If you're driving and your vehicle feels like it's doing the hokey pokey, don't worry! It's probably just time for a new set of shocks or struts. Here are some tell-tale signs that your vehicle needs a strut or shock replacement:
Car shocks and struts have different jobs, though we often use the terms interchangeably. In technical language, while shocks and struts perform the same basic function of damping the movement of your vehicle's spring and stopping oscillation and bounce, they are actually two different suspension components with distinct functions.
Shocks, or shock absorbers, are the part of your vehicle that help it move smoothly over bumps and rough terrain. They help keep the wheels in contact with the ground, which is important for keeping you safe in case you need to stop quickly or change lanes on a highway.
Shock absorbers are located between the frame of your vehicle and the wheels. They cushion the impact from bumps in the road by absorbing some of their energy before it reaches your vehicle's body or suspension.
Struts are an assembly which combines multiple suspension parts into a compact unit used in the front ends of nearly all cars. Struts include shock absorbers, which are their most commonly serviced component.

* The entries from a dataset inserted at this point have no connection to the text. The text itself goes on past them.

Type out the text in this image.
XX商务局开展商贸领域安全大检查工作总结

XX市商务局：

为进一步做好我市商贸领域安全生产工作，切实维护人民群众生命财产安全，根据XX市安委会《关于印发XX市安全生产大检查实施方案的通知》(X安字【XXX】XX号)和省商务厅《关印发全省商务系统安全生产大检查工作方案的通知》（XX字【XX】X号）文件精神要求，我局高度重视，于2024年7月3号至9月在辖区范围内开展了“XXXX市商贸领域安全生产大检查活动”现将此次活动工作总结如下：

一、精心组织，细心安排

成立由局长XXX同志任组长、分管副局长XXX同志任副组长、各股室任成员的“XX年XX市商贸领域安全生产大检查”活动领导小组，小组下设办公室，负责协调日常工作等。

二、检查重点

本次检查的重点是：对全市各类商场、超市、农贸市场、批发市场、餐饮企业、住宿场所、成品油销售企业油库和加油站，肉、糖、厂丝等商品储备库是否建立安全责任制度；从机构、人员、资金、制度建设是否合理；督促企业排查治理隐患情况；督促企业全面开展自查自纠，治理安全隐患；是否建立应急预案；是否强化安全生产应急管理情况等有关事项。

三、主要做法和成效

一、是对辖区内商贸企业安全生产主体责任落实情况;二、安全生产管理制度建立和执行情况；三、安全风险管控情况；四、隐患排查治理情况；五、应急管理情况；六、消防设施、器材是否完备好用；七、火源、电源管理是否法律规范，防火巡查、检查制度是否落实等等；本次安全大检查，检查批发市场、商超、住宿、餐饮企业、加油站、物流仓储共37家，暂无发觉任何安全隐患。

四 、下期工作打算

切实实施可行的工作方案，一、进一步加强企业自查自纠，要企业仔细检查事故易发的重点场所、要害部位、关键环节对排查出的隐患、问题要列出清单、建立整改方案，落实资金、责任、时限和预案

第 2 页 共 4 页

Struts help reduce bounce and sway in your vehicle's suspension by controlling the up-and-down movement of your tires. They also help vehicles to handle better on rough roads, providing stability when you corner or brake by absorbing some of the impact energy generated by these actions. They are essential for supporting your vehicle's weight while it travels down the road - without them, it would feel like you were driving around in an empty cardboard box!